Rare Speed-up in Automatic Theorem Proving Reveals Tradeoff Between Computational Time and Information Value
This addresses a fundamental limitation in automated reasoning for theorem proving, revealing an ineluctable tradeoff that is incremental in nature.
The paper investigates the tradeoff between computational time and information value in automatic theorem proving, showing that finding useful information to solve a theorem is generally as hard as solving the theorem itself, with numerical experiments using provers AProS and Prover9 on random propositional logic theorems.

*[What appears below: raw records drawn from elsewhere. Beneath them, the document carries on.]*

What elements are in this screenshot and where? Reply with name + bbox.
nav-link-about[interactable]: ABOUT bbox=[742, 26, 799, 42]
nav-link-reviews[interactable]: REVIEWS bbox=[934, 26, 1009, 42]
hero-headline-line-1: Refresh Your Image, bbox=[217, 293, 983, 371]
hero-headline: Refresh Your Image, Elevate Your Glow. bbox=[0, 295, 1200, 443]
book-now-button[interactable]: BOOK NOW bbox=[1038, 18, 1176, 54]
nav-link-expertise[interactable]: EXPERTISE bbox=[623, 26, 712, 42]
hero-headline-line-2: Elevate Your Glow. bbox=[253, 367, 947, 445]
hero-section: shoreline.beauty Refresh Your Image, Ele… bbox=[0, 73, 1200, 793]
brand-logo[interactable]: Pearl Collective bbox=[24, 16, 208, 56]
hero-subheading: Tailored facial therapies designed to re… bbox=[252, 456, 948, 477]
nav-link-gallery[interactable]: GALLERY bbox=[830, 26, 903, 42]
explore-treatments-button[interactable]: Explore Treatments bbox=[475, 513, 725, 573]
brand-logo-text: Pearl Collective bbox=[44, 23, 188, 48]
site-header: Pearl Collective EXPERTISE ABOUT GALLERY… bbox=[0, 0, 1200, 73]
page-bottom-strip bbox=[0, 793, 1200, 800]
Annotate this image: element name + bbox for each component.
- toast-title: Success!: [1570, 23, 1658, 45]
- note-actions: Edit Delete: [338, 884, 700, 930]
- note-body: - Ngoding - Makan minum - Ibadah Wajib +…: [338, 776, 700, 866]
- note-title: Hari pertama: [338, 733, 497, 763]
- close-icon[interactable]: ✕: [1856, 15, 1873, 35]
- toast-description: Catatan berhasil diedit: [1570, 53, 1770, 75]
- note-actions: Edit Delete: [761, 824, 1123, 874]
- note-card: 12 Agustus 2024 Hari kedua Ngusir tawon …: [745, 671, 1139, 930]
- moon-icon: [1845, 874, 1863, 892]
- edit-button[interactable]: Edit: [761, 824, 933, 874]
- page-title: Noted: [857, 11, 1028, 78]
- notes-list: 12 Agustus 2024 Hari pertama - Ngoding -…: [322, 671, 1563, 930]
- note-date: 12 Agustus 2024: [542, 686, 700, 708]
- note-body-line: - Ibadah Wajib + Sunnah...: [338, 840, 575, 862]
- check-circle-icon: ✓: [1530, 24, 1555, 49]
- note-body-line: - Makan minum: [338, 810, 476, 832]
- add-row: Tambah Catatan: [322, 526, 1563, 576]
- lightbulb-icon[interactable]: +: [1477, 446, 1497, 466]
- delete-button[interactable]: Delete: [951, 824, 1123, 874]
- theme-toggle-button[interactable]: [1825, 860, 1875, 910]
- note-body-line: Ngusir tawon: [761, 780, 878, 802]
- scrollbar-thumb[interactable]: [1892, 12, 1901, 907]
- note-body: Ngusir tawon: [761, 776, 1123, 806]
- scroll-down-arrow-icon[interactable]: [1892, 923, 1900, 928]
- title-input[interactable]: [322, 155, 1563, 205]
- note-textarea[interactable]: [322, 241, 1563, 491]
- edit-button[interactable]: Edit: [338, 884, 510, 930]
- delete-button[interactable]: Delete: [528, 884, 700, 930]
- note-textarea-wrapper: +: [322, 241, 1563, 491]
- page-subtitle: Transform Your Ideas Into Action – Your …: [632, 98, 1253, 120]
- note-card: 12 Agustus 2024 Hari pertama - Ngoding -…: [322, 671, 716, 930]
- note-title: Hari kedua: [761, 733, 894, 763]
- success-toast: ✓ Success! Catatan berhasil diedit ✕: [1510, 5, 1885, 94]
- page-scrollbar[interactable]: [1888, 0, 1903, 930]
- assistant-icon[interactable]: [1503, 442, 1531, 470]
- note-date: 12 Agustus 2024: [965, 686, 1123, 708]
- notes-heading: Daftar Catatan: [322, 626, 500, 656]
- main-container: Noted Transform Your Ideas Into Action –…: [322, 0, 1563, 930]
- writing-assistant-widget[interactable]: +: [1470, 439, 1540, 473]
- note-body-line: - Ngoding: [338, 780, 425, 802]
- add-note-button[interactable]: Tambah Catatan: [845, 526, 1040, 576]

We show that strategies implemented in automatic theorem proving involve an interesting tradeoff between execution speed, proving speedup/computational time and usefulness of information. We advance formal definitions for these concepts by way of a notion of normality related to an expected (optimal) theoretical speedup when adding useful information (other theorems as axioms), as compared with actual strategies that can be effectively and efficiently implemented. We propose the existence of an ineluctable tradeoff between this normality and computational time complexity. The argument quantifies the usefulness of information in terms of (positive) speed-up. The results disclose a kind of no-free-lunch scenario and a tradeoff of a fundamental nature. The main theorem in this paper together with the numerical experiment---undertaken using two different automatic theorem provers AProS and Prover9 on random theorems of propositional logic---provide strong theoretical and empirical arguments for the fact that finding new useful information for solving a specific problem (theorem) is, in general, as hard as the problem (theorem) itself.